Federation of Indian Pilots (FIP) has addressed a technical letter, backed by documentary proof, to PMO, Ministry of Civil Aviation, Directorate General of Civil Aviation, and Aircraft Accident Investigation Bureau, requesting the hypothesis be formally tested by IIT Bombay, Aeronautical Development Agency, or Hindustan Aeronautics Limited before any conclusion is reached on the cause of the accident.
The submission draws entirely on Boeing’s own technical manuals, a relay manufacturer’s datasheet, and safety investigation reports filed by American and Japanese aviation authorities following a 2013 Boeing 787 battery fire.
“Media reports continue to suggest pilot action (suicide theory). However, International Civil Aviation Organisation Annex 13 requires all credible technical causes be ruled out first. This technical note suggests a credible cause,” said the FIP letter. It stressed the sequence of events it has laid out be treated as a “testable hypothesis”.
The sequence the FIP proposes begins with a lithium-ion battery failing internally during the take-off roll. This type of failure was documented in the 2013 Japan Airlines battery incidents at Boston and Takamatsu. Such a failure discharges enormous current through the aircraft’s metal structure. “The surge raises the voltage of what should be a stable zero-volt ground reference, creating electrical disturbances that the system reads as a loss of power,” said a senior commander explaining the FIP letter.
The aircraft’s ‘Battery Power Control Unit’ responds automatically, deploying the Ram Air Turbine (RAT), which is an emergency power-supplying windmill. “That deployment is the most critical part of the argument as RAT deployment places the aircraft in ‘Standby Operating Mode’. This then closes two contactors that connect the commander’s and co-pilot’s left and right instrument buses through a shared return path. It is through this newly bridged circuit that the voltage disturbance reaches the fuel control relays of both engines,” he said.
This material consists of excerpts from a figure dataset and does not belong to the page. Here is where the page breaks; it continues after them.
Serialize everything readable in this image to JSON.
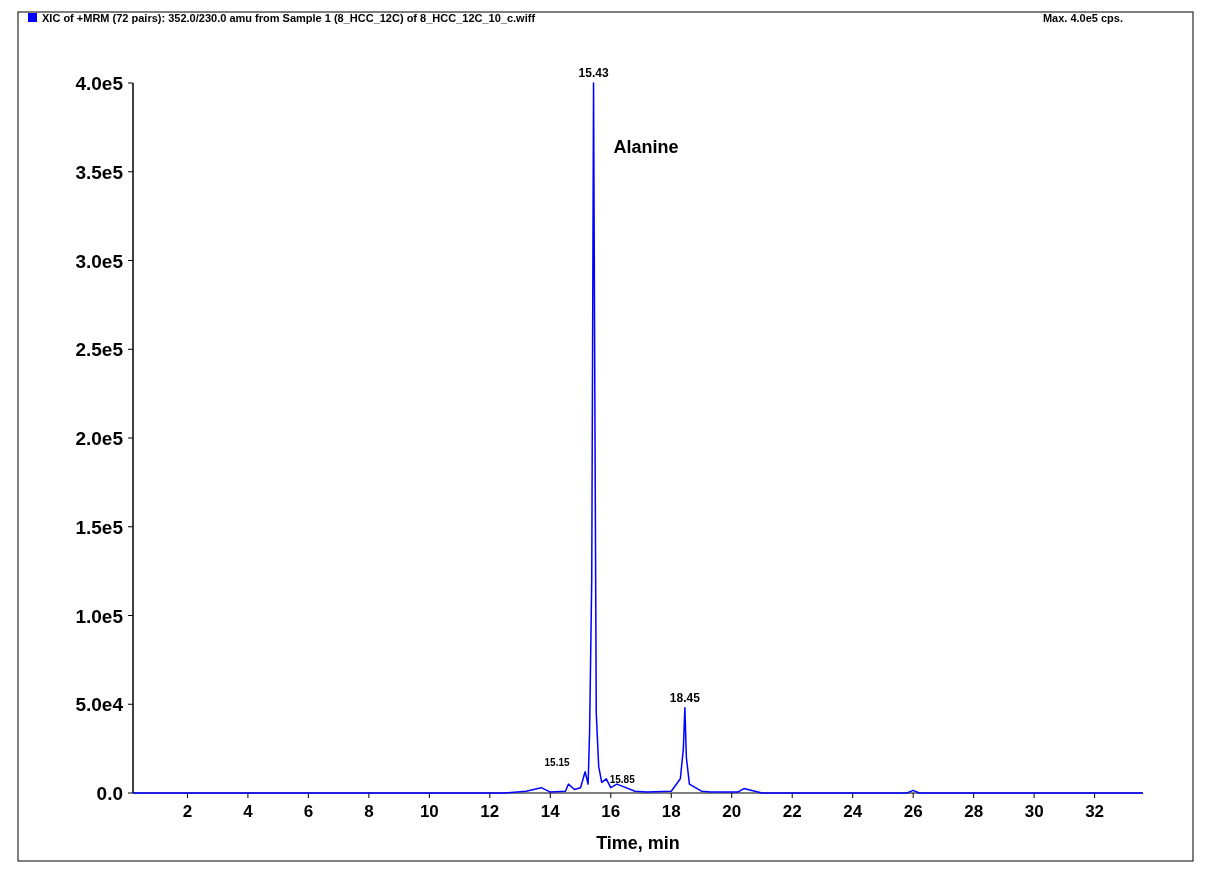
{
  "chart_data": {
    "type": "line",
    "xlabel": "Time, min",
    "legend": "top left",
    "xlim": [
      0.2,
      33.6
    ],
    "xticks": [
      2,
      4,
      6,
      8,
      10,
      12,
      14,
      16,
      18,
      20,
      22,
      24,
      26,
      28,
      30,
      32
    ],
    "ylim": [
      0,
      400000
    ],
    "yticks": [
      {
        "value": 0,
        "label": "0.0"
      },
      {
        "value": 50000,
        "label": "5.0e4"
      },
      {
        "value": 100000,
        "label": "1.0e5"
      },
      {
        "value": 150000,
        "label": "1.5e5"
      },
      {
        "value": 200000,
        "label": "2.0e5"
      },
      {
        "value": 250000,
        "label": "2.5e5"
      },
      {
        "value": 300000,
        "label": "3.0e5"
      },
      {
        "value": 350000,
        "label": "3.5e5"
      },
      {
        "value": 400000,
        "label": "4.0e5"
      }
    ],
    "series": [
      {
        "name": "XIC of +MRM (72 pairs): 352.0/230.0 amu from Sample 1 (8_HCC_12C) of 8_HCC_12C_10_c.wiff",
        "color": "#0000ff",
        "x": [
          0.2,
          2,
          6,
          10,
          12.5,
          13.2,
          13.7,
          14.0,
          14.5,
          14.6,
          14.8,
          15.0,
          15.15,
          15.25,
          15.3,
          15.37,
          15.43,
          15.48,
          15.52,
          15.6,
          15.7,
          15.85,
          16.0,
          16.2,
          16.5,
          16.8,
          17.2,
          18.0,
          18.3,
          18.4,
          18.45,
          18.5,
          18.6,
          18.8,
          19.0,
          19.3,
          20.2,
          20.4,
          21,
          25.8,
          26,
          26.2,
          33.6
        ],
        "values": [
          0,
          0,
          0,
          0,
          0,
          1000,
          3000,
          500,
          1000,
          5000,
          2000,
          3000,
          12000,
          5000,
          35000,
          120000,
          400000,
          195000,
          45000,
          15000,
          6000,
          8000,
          3000,
          5000,
          3000,
          1000,
          500,
          1000,
          8000,
          25000,
          48000,
          20000,
          5000,
          3000,
          1000,
          500,
          500,
          2500,
          0,
          0,
          1500,
          0,
          0
        ]
      }
    ],
    "annotations": [
      "Alanine",
      "Max. 4.0e5 cps.",
      {
        "text": "15.43",
        "x": 15.43,
        "y": 400000
      },
      {
        "text": "15.15",
        "x": 15.15,
        "y": 12000
      },
      {
        "text": "15.85",
        "x": 15.85,
        "y": 8000
      },
      {
        "text": "18.45",
        "x": 18.45,
        "y": 48000
      }
    ]
  }
}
Those relays are electrical switches that stay in whatever position they are last set to, until something moves them. The letter identifies the exact make and model used in Boeing 787, and the manufacturer’s instruction sheet warns that if voltage runs through the switch in the wrong direction, the switch can flip. A battery fault creates that wrong-direction voltage which can flip switches from ‘RUN’ to ‘CUT OFF’ . The valves feeding fuel to the engines slam shut, and both engines starve simultaneously.